We go up the giant plane stairs in Phoenix, off in Tucson, back into the van, the streets cleared. On the roof of Palo Verde High, snipers stand under a small blue tent rippling in the desert wind. We are hours late. Backed by inspirational posters of questionable persuasive power (“We Believe Sportsmanship Is an Expectation”), a small-business owner named Raul is talking about his seven daughters and their rights to bodily autonomy and this man who will protect it. Walz runs onstage. The scoreboard reads 20-24. “I’m ready,” says Walz, “to run through the wall for Raul on that!”
“I love you,” someone shouts from the crowd. Walz points straight at him. “You love America!” Walz has neither notes nor teleprompter. It is difficult to make policy physical, but Walz could mime the agenda if pressed. He has a lexicon of moves. There’s one for the word revulsion, which he presumes the audience has as they hear Trump’s latest forays into ethnonationalist accusations of pet consumption — Walz’s hands rise in a waving motion — and one for the word conversation — a kind of swatting back and forth — which is what his mom is engaged in now that she has a hearing aid. It is a speech about the space Republicans have ceded, the “Party of Freedom” curdled into obsessive transgression: “free to invade your exam room, to invade your school library, to invade your bedroom, and have government be just small enough,” and his arms go wide, “to be in every damn part of your life that they shouldn’t be.”

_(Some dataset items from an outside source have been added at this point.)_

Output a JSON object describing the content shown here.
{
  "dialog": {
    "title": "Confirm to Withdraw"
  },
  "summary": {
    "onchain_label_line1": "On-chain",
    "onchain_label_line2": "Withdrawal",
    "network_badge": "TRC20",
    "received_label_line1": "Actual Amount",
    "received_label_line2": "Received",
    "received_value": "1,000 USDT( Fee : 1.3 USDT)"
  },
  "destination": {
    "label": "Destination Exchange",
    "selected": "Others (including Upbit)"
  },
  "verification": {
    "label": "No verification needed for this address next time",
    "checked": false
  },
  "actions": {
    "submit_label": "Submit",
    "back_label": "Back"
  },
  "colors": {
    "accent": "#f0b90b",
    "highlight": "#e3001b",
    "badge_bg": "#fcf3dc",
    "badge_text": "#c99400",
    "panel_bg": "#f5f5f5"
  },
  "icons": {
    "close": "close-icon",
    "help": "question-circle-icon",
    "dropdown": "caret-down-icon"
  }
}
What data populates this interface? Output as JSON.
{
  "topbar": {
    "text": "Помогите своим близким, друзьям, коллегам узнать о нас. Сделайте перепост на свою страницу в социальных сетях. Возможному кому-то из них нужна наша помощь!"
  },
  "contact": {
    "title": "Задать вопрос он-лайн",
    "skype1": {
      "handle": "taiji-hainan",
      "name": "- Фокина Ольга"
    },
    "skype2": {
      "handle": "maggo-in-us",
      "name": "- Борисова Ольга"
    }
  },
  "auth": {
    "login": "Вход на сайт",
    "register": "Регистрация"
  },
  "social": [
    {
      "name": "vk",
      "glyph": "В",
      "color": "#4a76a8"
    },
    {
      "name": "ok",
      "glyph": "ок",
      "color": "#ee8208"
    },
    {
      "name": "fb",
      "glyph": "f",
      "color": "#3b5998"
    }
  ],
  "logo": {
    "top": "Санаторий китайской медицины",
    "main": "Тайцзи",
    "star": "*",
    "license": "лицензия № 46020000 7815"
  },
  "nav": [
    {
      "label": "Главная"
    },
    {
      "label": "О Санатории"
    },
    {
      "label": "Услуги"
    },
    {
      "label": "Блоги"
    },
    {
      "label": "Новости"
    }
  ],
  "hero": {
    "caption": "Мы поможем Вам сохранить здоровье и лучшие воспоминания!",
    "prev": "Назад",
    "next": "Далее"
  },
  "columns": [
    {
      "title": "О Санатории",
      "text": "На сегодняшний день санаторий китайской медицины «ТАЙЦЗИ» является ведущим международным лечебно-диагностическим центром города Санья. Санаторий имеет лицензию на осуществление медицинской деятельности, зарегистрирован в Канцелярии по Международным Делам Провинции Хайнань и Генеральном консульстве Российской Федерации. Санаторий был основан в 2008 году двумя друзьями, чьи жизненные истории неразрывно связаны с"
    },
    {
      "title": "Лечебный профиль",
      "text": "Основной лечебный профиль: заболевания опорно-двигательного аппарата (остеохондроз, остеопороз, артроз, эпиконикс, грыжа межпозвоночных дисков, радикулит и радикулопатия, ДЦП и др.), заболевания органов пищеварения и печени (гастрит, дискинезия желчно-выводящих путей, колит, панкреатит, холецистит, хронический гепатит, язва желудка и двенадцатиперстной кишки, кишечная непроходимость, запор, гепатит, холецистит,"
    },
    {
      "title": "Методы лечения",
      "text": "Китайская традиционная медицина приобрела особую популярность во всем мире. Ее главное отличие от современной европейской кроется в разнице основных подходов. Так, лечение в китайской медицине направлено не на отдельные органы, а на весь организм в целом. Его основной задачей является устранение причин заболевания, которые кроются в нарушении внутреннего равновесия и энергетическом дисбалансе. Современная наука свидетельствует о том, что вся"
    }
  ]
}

He’s on the subject of Social Security when he swerves. “The other freedom is — and being in this space, as a schoolteacher, and knowing the joy that’s here, and knowing the parents” — and here he crouches, as if toward a kid — “who dress their little ones in their best clothes and they send them off to school, and that teacher is waiting there to shake their little hands and welcome them into the world of learning.” The audience is with him, with the little kid in his new shoes and supportive parents, here, in this school gym. “Our kids need to be free to be kids and go to school without being shot dead in their classroom.” He looks legitimately angry. The little kid in his best clothes with the supportive parents has been executed. “We got 27 days,” he says. “All gas, no breaks … Let’s go.” The audience unleashes a wave of stamping, screaming. He rides it.